Он закурил папиросу, и ему показалось, что он счастлив. «Как же я раньше не догадывался, что это так просто? То есть, не счастье, а приближение к нему, то, что в математике называется асимптотой: линия, никогда не совпадающая с кривой, но тесно приближающаяся к ней. Асимптота счастья, — вот чего надо искать в жизни. Конечно, настоящего счастья быть не может, хотя бы потому, что существуют болезни и смерть. Все же самым счастливым из людей был Пьер Безухов: он женился на Наташе Ростовой. А я просто не понимал, что лучшее в моей жизни была все-таки Катя, ее любовь ко мне, моя любовь к ней… Вот мудрость немудрой жизни. Нет, неправда, будто я не любил и не могу любить больше трех месяцев. Она и не знает, как я ее любил! Je l’avais dans la peau[299], по новому выражению парижан. И мне с ней было интересно, по крайней мере в первое время. Для чего я говорил в этой идиотской иронической манере? Это правда, что тогда в замке принца я вел себя как наглый идиот. И я повторял ей то, что говорил и другим женщинам. Но не в этом дело, — таково устройство даже не моего мозга, а моего языка. Как же она не понимает, что у меня не было выбора? «Самое важное в жизни быть порядочным человеком»! Память ей изменила: это слова Вашингтона, и это я ей когда-то сказал, а она теперь моим добром, да мне же челом. Вашингтон в дополнение к этому был Вашингтон, я никто, но я почувствовал, что бросить ее значит совершить только нехороший поступок, а бросить Катю это совершить подлость. Coup de vieux тут ни при чем. Мое положение между ней и Катей было безвыходным.

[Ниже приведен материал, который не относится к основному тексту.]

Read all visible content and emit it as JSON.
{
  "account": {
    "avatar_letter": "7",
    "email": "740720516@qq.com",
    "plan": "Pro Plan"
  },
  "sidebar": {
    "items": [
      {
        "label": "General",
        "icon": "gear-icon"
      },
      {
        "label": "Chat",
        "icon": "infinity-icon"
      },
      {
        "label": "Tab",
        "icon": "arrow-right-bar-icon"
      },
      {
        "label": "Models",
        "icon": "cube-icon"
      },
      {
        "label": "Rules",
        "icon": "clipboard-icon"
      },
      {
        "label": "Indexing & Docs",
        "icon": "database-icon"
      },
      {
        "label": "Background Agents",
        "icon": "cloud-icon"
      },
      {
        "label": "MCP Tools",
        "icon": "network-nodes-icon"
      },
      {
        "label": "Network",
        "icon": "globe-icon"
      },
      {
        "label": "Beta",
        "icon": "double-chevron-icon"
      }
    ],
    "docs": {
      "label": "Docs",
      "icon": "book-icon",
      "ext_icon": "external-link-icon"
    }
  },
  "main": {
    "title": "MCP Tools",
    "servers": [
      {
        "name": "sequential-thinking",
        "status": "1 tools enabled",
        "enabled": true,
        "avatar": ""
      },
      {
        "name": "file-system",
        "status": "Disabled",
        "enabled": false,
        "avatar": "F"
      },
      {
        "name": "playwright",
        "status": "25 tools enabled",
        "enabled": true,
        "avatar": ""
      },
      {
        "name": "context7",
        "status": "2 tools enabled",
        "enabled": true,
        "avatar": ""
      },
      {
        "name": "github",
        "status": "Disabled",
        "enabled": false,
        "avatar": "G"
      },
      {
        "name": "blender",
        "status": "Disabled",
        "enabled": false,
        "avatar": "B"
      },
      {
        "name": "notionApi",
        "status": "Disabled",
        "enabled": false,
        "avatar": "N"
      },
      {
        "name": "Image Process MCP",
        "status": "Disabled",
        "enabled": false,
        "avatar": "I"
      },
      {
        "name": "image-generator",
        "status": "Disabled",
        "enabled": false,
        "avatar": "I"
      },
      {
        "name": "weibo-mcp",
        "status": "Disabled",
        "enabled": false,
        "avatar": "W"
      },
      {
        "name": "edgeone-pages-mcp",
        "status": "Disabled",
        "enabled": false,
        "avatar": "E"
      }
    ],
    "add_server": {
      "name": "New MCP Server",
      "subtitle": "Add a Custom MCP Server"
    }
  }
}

Я просто не мог из-за Кати оставаться за границей больше двух месяцев. Не знает она и того, что я по ночам не спал: деньги мои были на исходе, мне по одной этой мерзкой причине нельзя было жить с ней в дорогих гостиницах… Она тотчас предложила бы мне свои деньги, и я от одного этого предложения потерял бы последний, небольшой остаток так называемого уваженья к себе… Да, да, три четверти того зла, что я видел в жизни, было прямо или косвенно связано с деньгами, и люди, которые это отрицают и презрительно пожимают плечами, либо ничего не понимают, либо лицемерят. Как я могу не радоваться тому, что у меня уцелел этот уголок земли. Я знаю, что скоро проживу свой «капитал», c’est plus fort que moi[300], но в эту судьбу, в этот свой кабинет я зубами вцеплюсь, чтобы сохранить его до конца дней. My house my castle[301], это в России, пожалуй вернее чем в Англии, просто из-за огромности пространства: никакие власти сюда не заглянут…»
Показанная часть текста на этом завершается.